同社が発表した公式ブログによりますと、このツールは異常な活動を検知し、管理者の確認を促す機能を持つということです。異常が検知された場合、管理者が介入するまで対象ユーザーのアカウントを自動的にロックすることが可能です。すでに不正利用の発見と防止に役立っているとしています。
しかし、同社の幹部らがこのツールの重要性を強調する一方で、具体的な仕組みについては詳細な説明が行われていません。同社の担当者は、特定のユーザーによる不自然な検索履歴や、30日以上にわたって同じナンバープレートを繰り返し検索するなどの異常なパターンを早期に警告すると説明するにとどまっています。
どのようなデータに基づいて訓練されているのか、AI(人工知能)を使用しているのかといったメディアからの質問に対し、同社は「機械学習やAIに基づくものではない」と回答しました。「これは非定型的な検索パターンを警告するデータツールであり、例えば、同じナンバープレートを複数の異なる事件コードで検索した場合などに警告が発せられる」としています。また、警告は必ずしも不正を意味するものではなく、追加の調査が必要であることを示すものだということです。
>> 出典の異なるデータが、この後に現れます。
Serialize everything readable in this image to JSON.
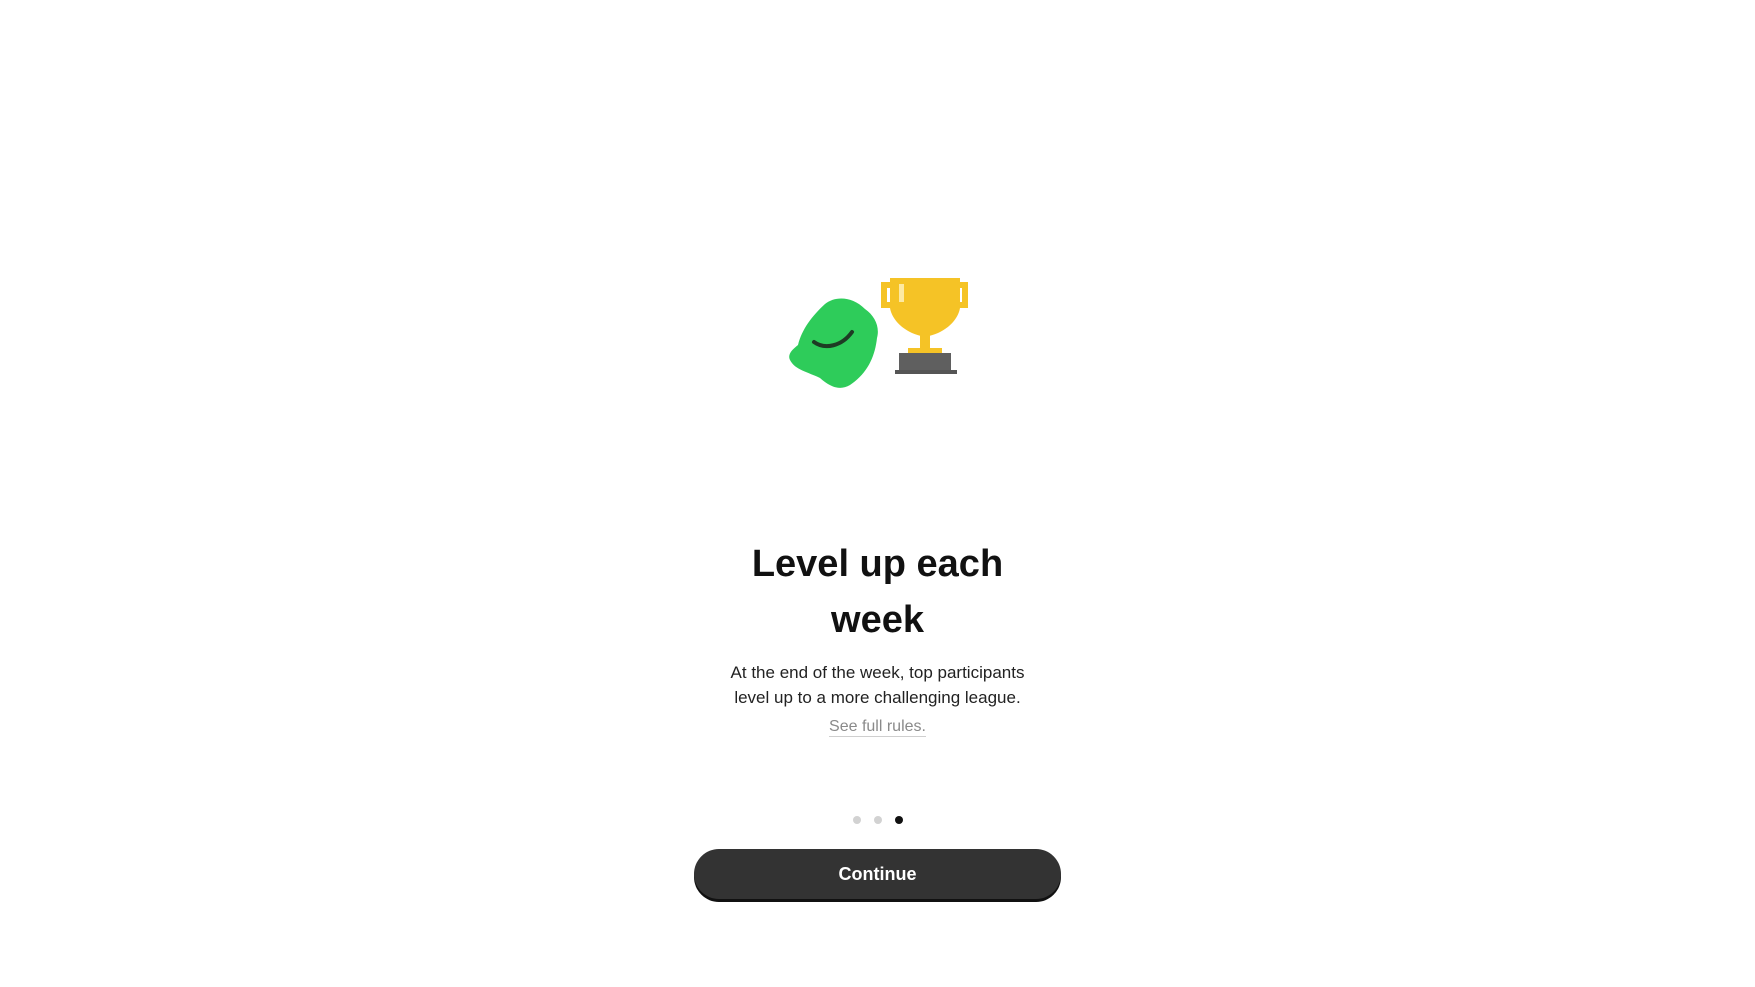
{
  "onboarding": {
    "title_lines": [
      "Level up each",
      "week"
    ],
    "description_lines": [
      "At the end of the week, top participants",
      "level up to a more challenging league."
    ],
    "rules_link": "See full rules.",
    "continue_label": "Continue",
    "pagination": {
      "total": 3,
      "current": 3
    }
  },
  "illustration": {
    "icons": [
      "blob-mascot-icon",
      "trophy-icon"
    ],
    "colors": {
      "blob": "#2ecc5a",
      "trophy": "#f5c326",
      "base": "#5f5f5f"
    }
  },
  "colors": {
    "button": "#333333",
    "dot_active": "#111111",
    "dot_inactive": "#d2d2d2"
  }
}
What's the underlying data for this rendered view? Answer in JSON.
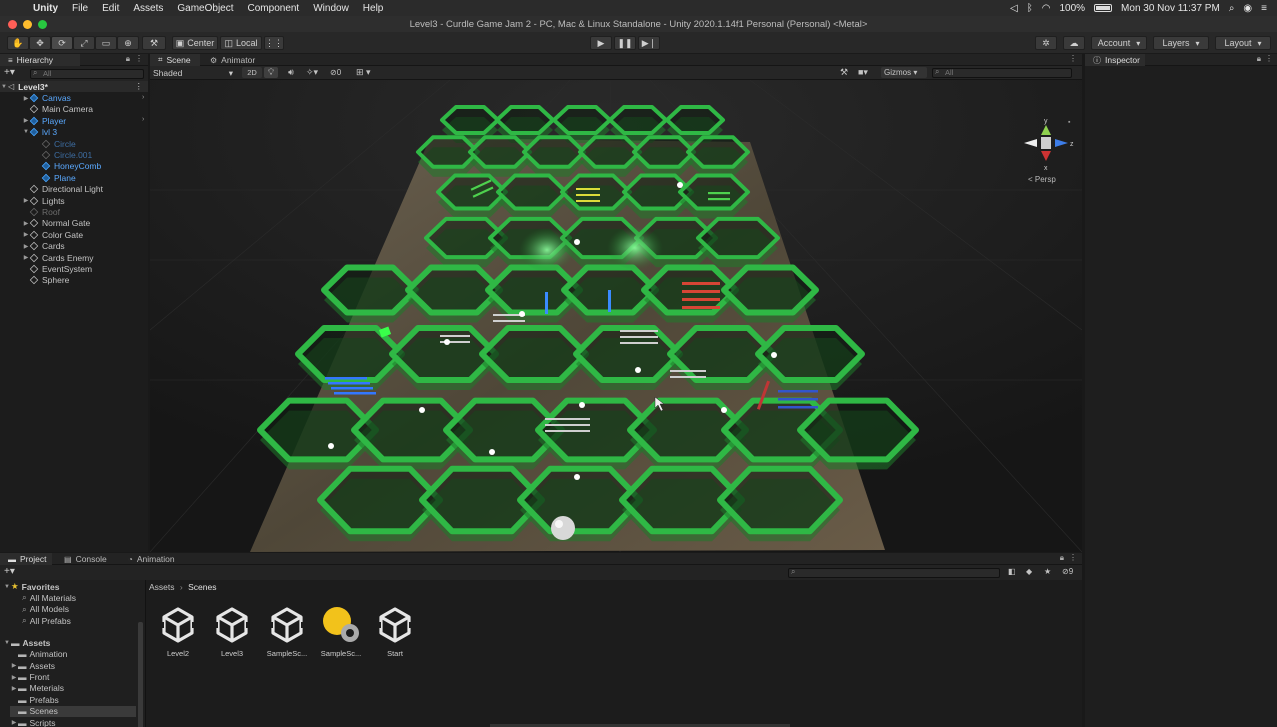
{
  "menubar": {
    "apple_icon": "",
    "items": [
      "Unity",
      "File",
      "Edit",
      "Assets",
      "GameObject",
      "Component",
      "Window",
      "Help"
    ],
    "battery": "100%",
    "clock": "Mon 30 Nov  11:37 PM"
  },
  "window": {
    "title": "Level3 - Curdle Game Jam 2 - PC, Mac & Linux Standalone - Unity 2020.1.14f1 Personal (Personal) <Metal>",
    "traffic_colors": [
      "#ff5f57",
      "#febc2e",
      "#28c840"
    ]
  },
  "toolbar": {
    "pivot_label": "Center",
    "space_label": "Local",
    "account_label": "Account",
    "layers_label": "Layers",
    "layout_label": "Layout",
    "play_icon": "play-icon",
    "pause_icon": "pause-icon",
    "step_icon": "step-icon"
  },
  "hierarchy": {
    "tab_label": "Hierarchy",
    "search_placeholder": "All",
    "scene_name": "Level3*",
    "items": [
      {
        "label": "Canvas",
        "style": "blue",
        "indent": 1,
        "caret": "▶",
        "arrow": true
      },
      {
        "label": "Main Camera",
        "style": "normal",
        "indent": 1,
        "caret": ""
      },
      {
        "label": "Player",
        "style": "blue",
        "indent": 1,
        "caret": "▶",
        "arrow": true
      },
      {
        "label": "lvl 3",
        "style": "blue",
        "indent": 1,
        "caret": "▼"
      },
      {
        "label": "Circle",
        "style": "dimblue",
        "indent": 2,
        "caret": ""
      },
      {
        "label": "Circle.001",
        "style": "dimblue",
        "indent": 2,
        "caret": ""
      },
      {
        "label": "HoneyComb",
        "style": "blue",
        "indent": 2,
        "caret": ""
      },
      {
        "label": "Plane",
        "style": "blue",
        "indent": 2,
        "caret": ""
      },
      {
        "label": "Directional Light",
        "style": "normal",
        "indent": 1,
        "caret": ""
      },
      {
        "label": "Lights",
        "style": "normal",
        "indent": 1,
        "caret": "▶"
      },
      {
        "label": "Roof",
        "style": "dim",
        "indent": 1,
        "caret": ""
      },
      {
        "label": "Normal Gate",
        "style": "normal",
        "indent": 1,
        "caret": "▶"
      },
      {
        "label": "Color Gate",
        "style": "normal",
        "indent": 1,
        "caret": "▶"
      },
      {
        "label": "Cards",
        "style": "normal",
        "indent": 1,
        "caret": "▶"
      },
      {
        "label": "Cards Enemy",
        "style": "normal",
        "indent": 1,
        "caret": "▶"
      },
      {
        "label": "EventSystem",
        "style": "normal",
        "indent": 1,
        "caret": ""
      },
      {
        "label": "Sphere",
        "style": "normal",
        "indent": 1,
        "caret": ""
      }
    ]
  },
  "scene": {
    "tabs": [
      "Scene",
      "Animator"
    ],
    "shading_mode": "Shaded",
    "toggle_2d": "2D",
    "hidden_count": "0",
    "gizmos_label": "Gizmos",
    "search_placeholder": "All",
    "gizmo_axes": {
      "y": "y",
      "x": "x",
      "z": "z"
    },
    "persp_label": "< Persp",
    "wall_color": "#1f7a2a",
    "rim_color": "#2fb845",
    "ground_color": "#5d5446"
  },
  "bottom": {
    "tabs": [
      "Project",
      "Console",
      "Animation"
    ],
    "breadcrumb": [
      "Assets",
      "Scenes"
    ],
    "hidden_count": "9",
    "favorites_label": "Favorites",
    "favorites": [
      "All Materials",
      "All Models",
      "All Prefabs"
    ],
    "assets_label": "Assets",
    "folders": [
      "Animation",
      "Assets",
      "Front",
      "Meterials",
      "Prefabs",
      "Scenes",
      "Scripts"
    ],
    "selected_folder": "Scenes",
    "files": [
      "Level2",
      "Level3",
      "SampleSc...",
      "SampleSc...",
      "Start"
    ]
  },
  "inspector": {
    "tab_label": "Inspector"
  }
}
それでも、ツールの有効性を示すデータや、誤検知の割合、第三者機関による監査の有無など、多くの疑問が残されたままとなっています。プライバシー保護の専門家や人権団体からは、厳しい意見が出されています。
アメリカ自由人権協会(ACLU)の担当者は、「ツールが継続的に機能しているという証拠がない」と指摘し、独立した評価機関による分析が必要だと主張しています。また、電子フロンティア財団(EFF)の研究者は、「仮にツールが機能したとしても、警察官は抜け道を見つけるだろう」と述べ、法的な規制の必要性を訴えています。
監視システムの不正利用をめぐっては、長年にわたり問題が指摘されてきました。今週には、ジョージア州の元保安官代理3人が、個人的な関係にあった人物をストーカーするためにフロックのカメラを使用したとして逮捕されています。この事件では、地元保安官事務所が、不正利用の発見に同社の「監査支援」ツールが役立ったと明らかにしています。